M. MORIN: Nous avons des semaines devant nous pour faire cela.

M. BOURASSA: Je dois dire au chef de l'Opposition, et je pense qu'il y a beaucoup de gens qui vont être d'accord avec moi, que ce n'est pas l'impression que le Parti québécois a donnée depuis trois jours, de vouloir bonifier la loi et de vouloir discuter sérieusement.

M. MORIN: Parlez-vous sur la motion, en ce moment?

M. BOURASSA: Oui, je parle sur la motion d'ajournement puisque je prépare la journée de demain. Je dis donc au chef de l'Opposition...
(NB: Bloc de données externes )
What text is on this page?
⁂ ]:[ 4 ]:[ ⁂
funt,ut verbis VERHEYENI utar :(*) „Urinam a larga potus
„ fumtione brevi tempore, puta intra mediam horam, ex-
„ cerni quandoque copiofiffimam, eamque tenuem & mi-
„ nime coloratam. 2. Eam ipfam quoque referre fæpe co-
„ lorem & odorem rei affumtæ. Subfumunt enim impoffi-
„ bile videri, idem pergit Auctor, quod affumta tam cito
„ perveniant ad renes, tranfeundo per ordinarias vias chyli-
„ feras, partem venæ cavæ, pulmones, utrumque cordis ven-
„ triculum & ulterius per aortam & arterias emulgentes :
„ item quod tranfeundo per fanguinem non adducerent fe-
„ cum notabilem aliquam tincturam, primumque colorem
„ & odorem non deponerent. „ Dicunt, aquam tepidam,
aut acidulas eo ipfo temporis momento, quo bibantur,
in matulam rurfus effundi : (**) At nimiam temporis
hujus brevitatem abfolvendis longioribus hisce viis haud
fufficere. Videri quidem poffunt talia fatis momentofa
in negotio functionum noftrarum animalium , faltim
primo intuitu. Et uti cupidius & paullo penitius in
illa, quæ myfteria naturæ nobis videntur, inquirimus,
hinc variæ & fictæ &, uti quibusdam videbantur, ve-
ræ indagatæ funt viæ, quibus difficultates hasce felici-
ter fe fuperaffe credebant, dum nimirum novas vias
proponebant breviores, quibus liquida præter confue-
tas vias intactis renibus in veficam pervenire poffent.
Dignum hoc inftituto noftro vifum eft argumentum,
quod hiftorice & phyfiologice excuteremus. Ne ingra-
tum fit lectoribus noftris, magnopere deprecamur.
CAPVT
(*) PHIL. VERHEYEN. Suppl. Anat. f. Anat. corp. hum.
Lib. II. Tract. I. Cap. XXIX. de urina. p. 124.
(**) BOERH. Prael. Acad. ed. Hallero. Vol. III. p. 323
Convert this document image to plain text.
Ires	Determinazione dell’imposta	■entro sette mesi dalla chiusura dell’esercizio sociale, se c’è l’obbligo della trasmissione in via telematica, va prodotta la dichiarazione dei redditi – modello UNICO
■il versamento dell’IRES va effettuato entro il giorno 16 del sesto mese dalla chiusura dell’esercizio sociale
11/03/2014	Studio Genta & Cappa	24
M. LEGER: Si vous interprétez le règlement comme cela, comment interprétez-vous le bill 22?

M. BOURASSA: Je dis au chef de l'Opposition que j'espère qu'il pourra faire valoir son point de vue à ses collègues. Je lui fais encore confiance. Je crois que lui-même, personnellement, est intéressé à avoir la meilleure loi possible, mais je ne pense pas qu'on...

M. MORIN: Je peux vous rassurer, nous allons le discuter très sérieusement, article par article.

LE PRESIDENT (M. Gratton): A l'ordre!

M. BOURASSA: Non. Je n'ai pas d'objection, M. le Président, à ce que le chef de l'Opposition apporte des clarifications, mais je dois lui rappeler, c'est ce qu'il a dit il y a trois jours...

M. MORIN: Je n'ai pas changé d'avis.

M. BOURASSA: Oui, mais tout le monde, M. le Président... J'invoque les déclarations des journalistes notamment, tous les journalistes sans exception ont dit qu'il s'agissait d'un "filibustering" de la part du Parti québécois.

M. MORIN: Non, non, jamais de la vie.

M. BOURASSA: M. le Président, je pourrais les citer tous, si le chef de l'Opposition pouvait

avoir un moment de libre; même le journal Le Jour, je crois, a dit qu'il s'agissait d'un "filibuster" de la part du Parti québécois.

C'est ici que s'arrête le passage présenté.